The new legislation (called the Planning Actively for Comprehensive Education Facilities act, B21-777) would require a 10-year (not 5-year, as currently) Master Facilities Plan and a 6-year (not 1-year, as currently) DCPS Capital Improvement Plan.

It would also call for a twice yearly (not annual, as currently) supplement to the master facilities plan.

Grosso’s blog notes that the master facilities plan (MFP) “considers the facility planning needs of each local education agency (LEA) in the District of Columbia.”

(Every charter school is its own LEA. DCPS is one (giant) LEA.)

Apparently, the bill punishes LEAs by reducing funding if their data is not submitted in “a timely manner.”

Possibly related:

Months ago, I inquired with staffers of the deputy mayor for education (DME) about a list of so-called excess public school properties. The current MFP (p. 6) notes that a list of these properties would be promulgated by April 1.

I didn’t get a response–but I did find the list, finally, this week. It was put on the DME website quietly on May 16.

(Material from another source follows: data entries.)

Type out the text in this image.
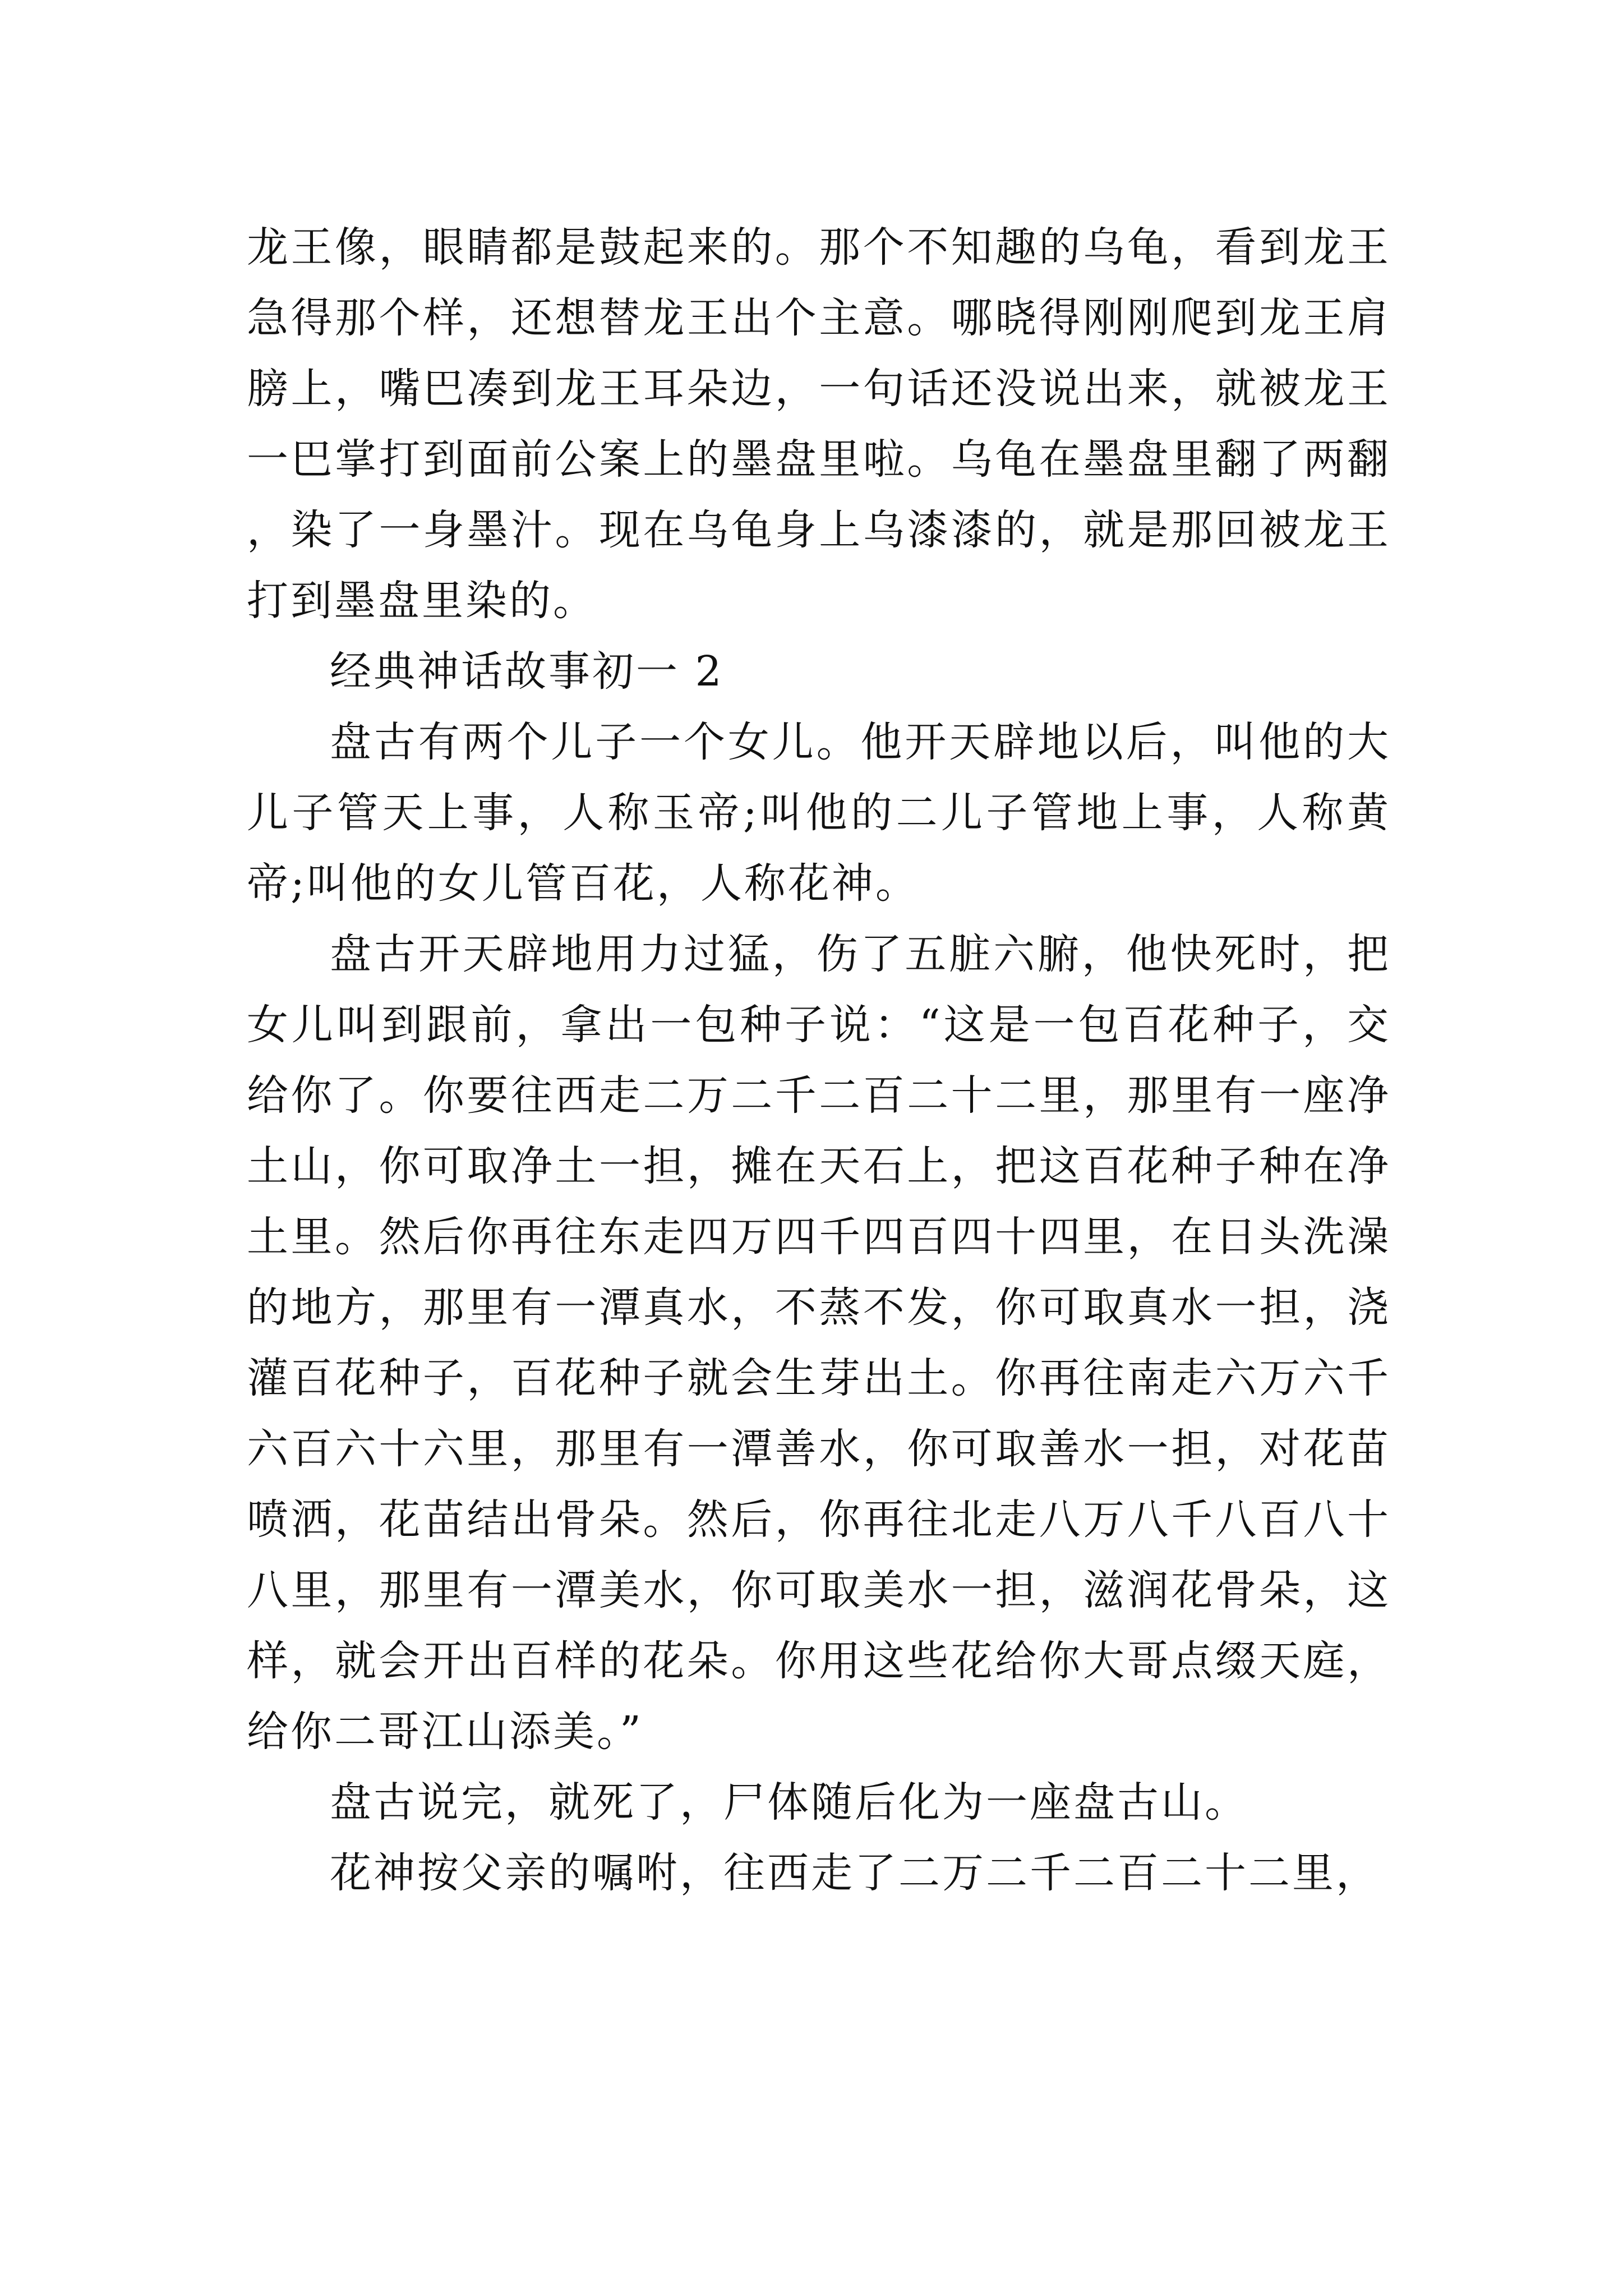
龙王像，眼睛都是鼓起来的。那个不知趣的乌龟，看到龙王急得那个样，还想替龙王出个主意。哪晓得刚刚爬到龙王肩膀上，嘴巴凑到龙王耳朵边，一句话还没说出来，就被龙王一巴掌打到面前公案上的墨盘里啦。乌龟在墨盘里翻了两翻，染了一身墨汁。现在乌龟身上乌漆漆的，就是那回被龙王打到墨盘里染的。

经典神话故事初一 2

盘古有两个儿子一个女儿。他开天辟地以后，叫他的大儿子管天上事，人称玉帝;叫他的二儿子管地上事，人称黄帝;叫他的女儿管百花，人称花神。

盘古开天辟地用力过猛，伤了五脏六腑，他快死时，把女儿叫到跟前，拿出一包种子说：“这是一包百花种子，交给你了。你要往西走二万二千二百二十二里，那里有一座净土山，你可取净土一担，摊在天石上，把这百花种子种在净土里。然后你再往东走四万四千四百四十四里，在日头洗澡的地方，那里有一潭真水，不蒸不发，你可取真水一担，浇灌百花种子，百花种子就会生芽出土。你再往南走六万六千六百六十六里，那里有一潭善水，你可取善水一担，对花苗喷洒，花苗结出骨朵。然后，你再往北走八万八千八百八十八里，那里有一潭美水，你可取美水一担，滋润花骨朵，这样，就会开出百样的花朵。你用这些花给你大哥点缀天庭，给你二哥江山添美。”

盘古说完，就死了，尸体随后化为一座盘古山。

花神按父亲的嘱咐，往西走了二万二千二百二十二里，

Theoretically, this list should have a rationale published as well–that is, any school designated as excess needs to have public documentation that it has no other use by the city. (Still waiting for that for the Gibbs school; after all these years, I expect we won’t get it for this list, either.)

Also related:

Earlier this week, the deputy mayor for education (DME) released a request for offers (RFO) for two closed DCPS school buildings. There was utterly NO fanfare: indeed, but for the appearance of a little tagged link on the homepage of the DME under “Top Projects and Initiatives” with the intriguing  note, “Facilities: Summer 2016 Request for Offer,” I would never have known this had occurred.

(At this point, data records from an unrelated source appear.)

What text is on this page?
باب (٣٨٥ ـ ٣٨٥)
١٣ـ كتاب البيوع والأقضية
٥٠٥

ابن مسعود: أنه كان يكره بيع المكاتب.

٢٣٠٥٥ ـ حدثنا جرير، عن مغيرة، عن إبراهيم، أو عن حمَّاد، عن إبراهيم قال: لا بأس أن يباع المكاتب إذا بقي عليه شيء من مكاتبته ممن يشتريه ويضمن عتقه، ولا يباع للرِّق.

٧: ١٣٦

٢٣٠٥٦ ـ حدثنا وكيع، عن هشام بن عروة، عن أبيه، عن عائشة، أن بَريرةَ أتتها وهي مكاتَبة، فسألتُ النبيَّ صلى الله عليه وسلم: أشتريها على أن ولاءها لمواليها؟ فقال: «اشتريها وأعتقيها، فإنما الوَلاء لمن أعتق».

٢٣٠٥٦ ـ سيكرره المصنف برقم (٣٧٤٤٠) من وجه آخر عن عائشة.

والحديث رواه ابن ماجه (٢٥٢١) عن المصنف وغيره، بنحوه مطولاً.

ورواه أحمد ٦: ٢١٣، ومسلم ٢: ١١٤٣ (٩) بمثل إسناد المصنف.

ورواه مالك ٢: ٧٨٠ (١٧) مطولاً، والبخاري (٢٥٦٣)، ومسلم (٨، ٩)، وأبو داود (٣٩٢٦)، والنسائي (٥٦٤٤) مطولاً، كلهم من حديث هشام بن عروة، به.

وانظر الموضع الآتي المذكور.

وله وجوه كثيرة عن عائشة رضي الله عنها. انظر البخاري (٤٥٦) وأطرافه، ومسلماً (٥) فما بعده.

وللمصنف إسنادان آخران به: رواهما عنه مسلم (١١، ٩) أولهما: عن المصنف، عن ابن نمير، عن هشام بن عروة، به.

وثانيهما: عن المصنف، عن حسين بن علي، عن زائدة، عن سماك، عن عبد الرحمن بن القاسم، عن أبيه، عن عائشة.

That very well may have been the point.

The deadlines for this RFO are quite close: July 11 and August 9, for Keene and PR Harris, respectively. There was no notice in the DC Register for the RFO, although to be fair, the use of these schools for charters was announced with some fanfare in February, with political donors and charter advocates rejoicing.

Hmm: Done deal?

To be sure, the DME held much more recent public meetings about both schools, and what the public might want in a charter school in each locale–neither of which I could find any reference to before the meetings had occurred.

That is, the meeting for Keene, for instance, occurred on May 19; according to the date on the DME website, the notice was posted there on May 23. The meeting for Harris, meanwhile, was also posted on the DME website on May 23, but occurred on May 17.

It’s nice that the council wants to have a longer term view of comprehensive facilities planning in DC with the new legislation.

But between using dubious data for capacity estimates and utilization rates; lack of public notification for new school uses (see above); and lack of disclosure on other possible public uses for closed schools (ditto), it appears that this process is designed to exclude as many people as possible.

And where is the cross sector task force that supposedly has an eye on all of this? Yeah.

(Well, at least complete information for the next meeting of the task force and some subsequent ones is posted here (Tuesday, June 28, 101 Constitution NW, EducationCounsel, Suite 900, 6-8 pm.)